He had built the big entrance gates, and the long stone wall that enclosed the ten acres of "bounds." He had laid the foundation of the new west wing—known as Paradise Alley—and had constructed all the chimneys and driveways and tennis courts on the place. The school was a monument to his long and leisurely career.
Mr. and Mrs. Murphy, with an unusual display of foresight, had christened their first baby after the school. Ursula Murphy may not be a euphuistic combination, but the child was amply repaid for carrying such a name, by receiving the cast-off clothes of generations of St. Ursula girls. There was danger, for a time, that the poor little thing would be buried beneath a mountain of wearing apparel; but her parents providentially discovered a second-hand clothes man, who relieved her of a part of the burden.
After Ursula, had come other little Murphys in regular succession; and it had grown to be one of the legendary privileges of the school to furnish the babies with names and baptismal presents. Mrs. Murphy was not entirely mercenary in her yearly request. She appreciated the artistic quality of the names that the girls provided. They had a distinction, that she herself, with her lack of literary training, would never have been able to give. The choosing of the names had come to be a matter involving politics almost as complicated as the election of the senior president. Different factions proposed different names; half-a-dozen tickets would be in the field, and the balloting was conducted with rousing speeches.
There was one hampering restriction. Every baby must have a patron saint. Upon this point, the Murphys stood firm. However, by a careful study of early Christian martyrs, the girls had managed to unearth a list of recondite saints with fairly unusual and picturesque names.
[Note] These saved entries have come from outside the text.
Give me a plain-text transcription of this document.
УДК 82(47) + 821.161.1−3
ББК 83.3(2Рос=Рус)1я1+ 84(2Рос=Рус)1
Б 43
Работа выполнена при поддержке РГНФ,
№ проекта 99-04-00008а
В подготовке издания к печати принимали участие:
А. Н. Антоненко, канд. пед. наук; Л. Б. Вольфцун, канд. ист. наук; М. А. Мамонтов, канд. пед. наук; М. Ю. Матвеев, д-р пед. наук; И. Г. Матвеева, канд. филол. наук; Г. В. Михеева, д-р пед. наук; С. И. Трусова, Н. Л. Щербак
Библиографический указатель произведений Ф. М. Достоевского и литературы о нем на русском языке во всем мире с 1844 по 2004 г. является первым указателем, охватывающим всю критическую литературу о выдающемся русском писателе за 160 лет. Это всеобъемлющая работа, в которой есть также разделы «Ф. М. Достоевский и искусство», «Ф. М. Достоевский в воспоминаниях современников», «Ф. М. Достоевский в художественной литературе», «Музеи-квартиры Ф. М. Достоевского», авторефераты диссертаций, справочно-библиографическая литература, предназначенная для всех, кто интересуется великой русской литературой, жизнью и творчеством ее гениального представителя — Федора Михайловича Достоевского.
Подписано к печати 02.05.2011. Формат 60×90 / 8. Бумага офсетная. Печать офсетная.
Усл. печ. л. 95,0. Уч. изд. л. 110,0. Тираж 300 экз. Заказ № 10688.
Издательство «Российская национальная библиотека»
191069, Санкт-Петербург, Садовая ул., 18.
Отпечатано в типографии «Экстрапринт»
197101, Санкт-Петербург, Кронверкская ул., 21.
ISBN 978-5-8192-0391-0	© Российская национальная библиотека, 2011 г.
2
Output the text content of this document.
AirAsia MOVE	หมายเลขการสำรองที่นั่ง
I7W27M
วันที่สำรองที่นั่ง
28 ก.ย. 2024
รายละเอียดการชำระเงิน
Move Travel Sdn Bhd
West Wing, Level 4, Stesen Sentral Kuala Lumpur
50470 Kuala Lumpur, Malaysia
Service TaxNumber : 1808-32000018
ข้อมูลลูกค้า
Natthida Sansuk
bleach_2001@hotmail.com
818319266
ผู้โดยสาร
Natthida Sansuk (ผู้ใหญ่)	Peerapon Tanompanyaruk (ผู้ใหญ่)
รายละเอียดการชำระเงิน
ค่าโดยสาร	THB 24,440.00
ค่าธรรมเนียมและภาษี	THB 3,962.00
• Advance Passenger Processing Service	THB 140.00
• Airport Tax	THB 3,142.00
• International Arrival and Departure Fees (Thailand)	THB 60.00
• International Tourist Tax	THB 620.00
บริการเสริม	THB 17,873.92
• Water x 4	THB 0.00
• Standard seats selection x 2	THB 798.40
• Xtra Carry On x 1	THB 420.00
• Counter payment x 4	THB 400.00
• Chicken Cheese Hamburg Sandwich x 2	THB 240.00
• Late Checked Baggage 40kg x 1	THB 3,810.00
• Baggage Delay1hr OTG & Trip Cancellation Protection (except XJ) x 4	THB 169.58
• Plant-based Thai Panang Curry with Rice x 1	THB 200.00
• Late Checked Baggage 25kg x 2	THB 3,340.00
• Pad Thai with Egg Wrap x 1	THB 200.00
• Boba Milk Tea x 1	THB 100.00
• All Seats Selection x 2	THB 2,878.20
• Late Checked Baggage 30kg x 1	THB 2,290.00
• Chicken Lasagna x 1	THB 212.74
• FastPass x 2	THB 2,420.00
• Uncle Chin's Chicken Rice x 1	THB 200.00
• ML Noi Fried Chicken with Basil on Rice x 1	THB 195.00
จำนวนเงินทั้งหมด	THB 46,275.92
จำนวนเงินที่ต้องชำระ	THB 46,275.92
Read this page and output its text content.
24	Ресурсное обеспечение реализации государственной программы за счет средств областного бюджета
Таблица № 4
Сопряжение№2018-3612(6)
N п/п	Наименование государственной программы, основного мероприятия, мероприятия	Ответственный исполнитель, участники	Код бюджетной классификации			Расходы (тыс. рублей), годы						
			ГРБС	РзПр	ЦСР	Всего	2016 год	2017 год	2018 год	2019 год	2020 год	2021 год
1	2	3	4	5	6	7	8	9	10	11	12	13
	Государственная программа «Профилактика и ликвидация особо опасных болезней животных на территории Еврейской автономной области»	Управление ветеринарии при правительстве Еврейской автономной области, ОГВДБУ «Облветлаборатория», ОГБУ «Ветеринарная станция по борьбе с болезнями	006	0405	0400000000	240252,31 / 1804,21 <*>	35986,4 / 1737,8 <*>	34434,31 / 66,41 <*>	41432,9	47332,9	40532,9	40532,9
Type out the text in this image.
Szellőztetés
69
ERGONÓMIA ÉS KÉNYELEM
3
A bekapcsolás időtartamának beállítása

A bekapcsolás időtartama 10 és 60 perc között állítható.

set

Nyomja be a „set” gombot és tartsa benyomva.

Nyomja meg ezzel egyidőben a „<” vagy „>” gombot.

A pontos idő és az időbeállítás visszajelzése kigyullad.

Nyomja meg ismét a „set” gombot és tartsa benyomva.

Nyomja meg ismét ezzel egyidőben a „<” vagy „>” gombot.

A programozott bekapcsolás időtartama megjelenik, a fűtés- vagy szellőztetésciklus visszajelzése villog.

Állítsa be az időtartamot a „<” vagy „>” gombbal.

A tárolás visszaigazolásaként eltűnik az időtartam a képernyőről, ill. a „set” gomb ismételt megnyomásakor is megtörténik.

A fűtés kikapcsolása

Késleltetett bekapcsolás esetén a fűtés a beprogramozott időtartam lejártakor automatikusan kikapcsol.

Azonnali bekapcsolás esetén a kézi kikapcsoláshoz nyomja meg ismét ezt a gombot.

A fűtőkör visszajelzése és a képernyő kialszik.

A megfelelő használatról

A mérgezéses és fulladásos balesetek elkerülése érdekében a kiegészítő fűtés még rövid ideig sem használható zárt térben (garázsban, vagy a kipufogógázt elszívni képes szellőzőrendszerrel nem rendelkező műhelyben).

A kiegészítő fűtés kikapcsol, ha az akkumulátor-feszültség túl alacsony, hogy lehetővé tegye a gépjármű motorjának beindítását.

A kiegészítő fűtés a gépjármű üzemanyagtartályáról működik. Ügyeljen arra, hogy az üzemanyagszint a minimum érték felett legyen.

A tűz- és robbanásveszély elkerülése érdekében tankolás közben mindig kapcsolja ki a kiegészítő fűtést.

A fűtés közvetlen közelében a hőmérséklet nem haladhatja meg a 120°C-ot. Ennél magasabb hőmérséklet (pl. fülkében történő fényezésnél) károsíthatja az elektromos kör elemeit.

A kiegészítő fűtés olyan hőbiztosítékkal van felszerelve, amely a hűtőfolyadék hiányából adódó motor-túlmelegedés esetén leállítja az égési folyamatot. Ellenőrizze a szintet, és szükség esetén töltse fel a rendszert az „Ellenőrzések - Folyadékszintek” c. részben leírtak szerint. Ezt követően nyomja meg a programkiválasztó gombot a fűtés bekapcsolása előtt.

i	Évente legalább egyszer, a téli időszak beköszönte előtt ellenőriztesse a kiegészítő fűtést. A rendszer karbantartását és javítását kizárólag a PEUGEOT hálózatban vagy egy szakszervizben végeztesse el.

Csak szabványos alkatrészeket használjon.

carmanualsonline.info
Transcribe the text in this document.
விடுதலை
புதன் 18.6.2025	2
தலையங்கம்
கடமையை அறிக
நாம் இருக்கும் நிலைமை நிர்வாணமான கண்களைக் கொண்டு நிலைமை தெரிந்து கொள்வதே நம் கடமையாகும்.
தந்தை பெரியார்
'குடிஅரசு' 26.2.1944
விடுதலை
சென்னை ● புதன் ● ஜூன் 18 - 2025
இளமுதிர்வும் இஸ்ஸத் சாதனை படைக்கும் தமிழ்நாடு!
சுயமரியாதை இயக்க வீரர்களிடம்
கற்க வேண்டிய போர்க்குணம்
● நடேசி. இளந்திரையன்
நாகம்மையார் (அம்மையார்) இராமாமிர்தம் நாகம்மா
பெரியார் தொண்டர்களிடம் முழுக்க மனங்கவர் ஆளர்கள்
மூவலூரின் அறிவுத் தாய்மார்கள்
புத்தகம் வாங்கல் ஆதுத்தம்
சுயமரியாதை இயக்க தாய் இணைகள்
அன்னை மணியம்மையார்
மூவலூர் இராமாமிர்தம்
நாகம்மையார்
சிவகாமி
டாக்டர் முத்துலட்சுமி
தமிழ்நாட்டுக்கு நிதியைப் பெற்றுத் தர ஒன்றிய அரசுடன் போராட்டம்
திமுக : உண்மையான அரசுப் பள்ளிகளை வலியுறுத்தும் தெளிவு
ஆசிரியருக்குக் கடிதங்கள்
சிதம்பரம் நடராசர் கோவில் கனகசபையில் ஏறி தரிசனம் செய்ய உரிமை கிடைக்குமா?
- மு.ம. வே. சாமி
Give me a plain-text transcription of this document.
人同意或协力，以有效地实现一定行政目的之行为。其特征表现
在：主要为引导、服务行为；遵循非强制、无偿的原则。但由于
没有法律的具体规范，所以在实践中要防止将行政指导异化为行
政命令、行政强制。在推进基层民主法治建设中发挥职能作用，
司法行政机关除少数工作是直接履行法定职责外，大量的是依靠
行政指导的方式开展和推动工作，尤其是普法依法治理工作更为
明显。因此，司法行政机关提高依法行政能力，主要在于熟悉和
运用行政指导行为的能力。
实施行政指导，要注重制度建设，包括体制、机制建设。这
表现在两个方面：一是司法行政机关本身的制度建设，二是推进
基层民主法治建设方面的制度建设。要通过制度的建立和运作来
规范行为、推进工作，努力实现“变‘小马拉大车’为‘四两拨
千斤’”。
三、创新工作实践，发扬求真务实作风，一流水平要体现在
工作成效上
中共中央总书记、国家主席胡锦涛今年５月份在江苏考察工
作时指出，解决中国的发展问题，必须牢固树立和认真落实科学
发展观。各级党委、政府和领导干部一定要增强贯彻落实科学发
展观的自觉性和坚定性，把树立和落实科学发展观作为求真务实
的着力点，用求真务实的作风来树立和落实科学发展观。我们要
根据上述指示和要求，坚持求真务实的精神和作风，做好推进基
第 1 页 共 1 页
So far, the roll of the Murphy offspring read:
Ursula Marie, Geraldine Sabina, Muriel Veronica and Lionel Ambrose (twins), Aileen Clotilda, John Drew Dominick, Delphine Olivia, Patrick (he had been born in the summer vacation, and the long-suffering priest had insisted that the boy be named for his father), Sidney Orlando Boniface, Richard Harding Gabriel, Yolanda Genevieve. This completed the list, until one morning early in December, Patrick Senior presented himself at the kitchen door, with the news that another name—a boy's—would be seasonable.
The school immediately went into a committee of the whole. Several names had been put up, and the discussion was growing heated, when Patty Wyatt jumped to her feet with the proposal of "Cuthbert St. John." The suggestion was met with cheers; and Mae Van Arsdale indignantly left the room. The name was carried by unanimous vote.
Cuthbert St. John Murphy was christened the following Sunday, and received a gold-lined porridge spoon in a green plush box.
So delighted was the school at Patty's felicitous suggestion, that, by way of reward, they elected her chairman of the Christmas Carnival Committee. The Christmas Carnival was a charitable institution contemporaneous with the founding of the school. St. Ursula's scheme of education was broad; it involved growth in a wide variety of womanly virtues, and the greatest of these was charity. Not the modern, scientific, machine-made charity, but the comfortable, old-fashioned kind that leaves a pleasant glow of generosity in the heart of the giver. Every year at Christmastide a tree was decked, a supper laid, and the poor children of the neighborhood bidden to partake. The poor children were collected by the school girls, who drove about from house to house, in bob-sleighs or hay-wagons, according to the snow. The girls regarded it as the most diverting festival of the school year; and even the poor children, when they had overcome their first embarrassment, found it fairly diverting.
The original scheme had been for each girl to have an individual protégé, that she might call upon the family and come into personal relations with a humbler class. She was to learn the special needs of her child, and give something really useful, such as stockings or trousers or flannel petticoats.